Insufficient verification of data authenticity in Traefik - CVE-2026-35051
Published: May 5, 2026
Vulnerability identifier: #VU129677
CSH Severity: High
CVSS v4.0: CVSS:4.0/AV:N/AC:L/AT:N/PR:N/UI:N/VC:H/VI:L/VA:N/SC:N/SI:N/SA:N/E:U/U:Amber
CVE-ID: CVE-2026-35051
CWE-ID: CWE-345
Exploitation vector: Remote access
Exploit availability:
No public exploit available
Vendor: Containous
Affected software:
Traefik
Traefik
Detailed vulnerability description
The vulnerability allows a remote attacker to bypass authentication and gain unauthorized access to protected backend routes.

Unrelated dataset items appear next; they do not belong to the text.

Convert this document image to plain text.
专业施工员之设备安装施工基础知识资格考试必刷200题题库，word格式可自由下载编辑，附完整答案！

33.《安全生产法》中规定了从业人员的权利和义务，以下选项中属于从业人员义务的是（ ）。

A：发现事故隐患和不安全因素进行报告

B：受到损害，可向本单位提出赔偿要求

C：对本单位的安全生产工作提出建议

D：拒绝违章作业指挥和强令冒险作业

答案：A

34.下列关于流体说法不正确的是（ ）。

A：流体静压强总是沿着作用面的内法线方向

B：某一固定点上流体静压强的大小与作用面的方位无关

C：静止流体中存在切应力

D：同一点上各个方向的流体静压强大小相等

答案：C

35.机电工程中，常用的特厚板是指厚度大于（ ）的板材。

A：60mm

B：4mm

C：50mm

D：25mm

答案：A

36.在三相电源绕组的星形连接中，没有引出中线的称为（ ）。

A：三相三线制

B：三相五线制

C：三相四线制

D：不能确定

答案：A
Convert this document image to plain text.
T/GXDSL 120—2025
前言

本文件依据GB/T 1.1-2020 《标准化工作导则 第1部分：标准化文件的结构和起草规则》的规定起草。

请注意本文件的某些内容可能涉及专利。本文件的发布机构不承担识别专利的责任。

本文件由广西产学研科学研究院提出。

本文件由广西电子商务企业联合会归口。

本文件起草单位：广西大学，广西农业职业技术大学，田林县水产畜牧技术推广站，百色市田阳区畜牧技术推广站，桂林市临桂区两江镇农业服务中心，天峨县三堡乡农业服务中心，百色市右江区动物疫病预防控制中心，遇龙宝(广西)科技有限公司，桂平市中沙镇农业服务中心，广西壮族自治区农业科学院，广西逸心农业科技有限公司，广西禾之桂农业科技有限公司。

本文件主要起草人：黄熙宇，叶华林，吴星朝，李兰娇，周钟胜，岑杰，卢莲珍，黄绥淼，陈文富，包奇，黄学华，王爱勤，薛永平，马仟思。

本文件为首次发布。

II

The vulnerability exists due to insufficient verification of data authenticity in the ForwardAuth middleware when processing authentication subrequests behind a trusted upstream proxy with trustForwardHeader=false. A remote attacker can supply a spoofed X-Forwarded-Prefix header to bypass authentication and gain unauthorized access to protected backend routes.
Exploitation is security-relevant when the authentication service relies on X-Forwarded-Prefix for authorization or routing decisions, especially when StripPrefix runs before ForwardAuth.
How to mitigate CVE-2026-35051
Install security update from vendor's website.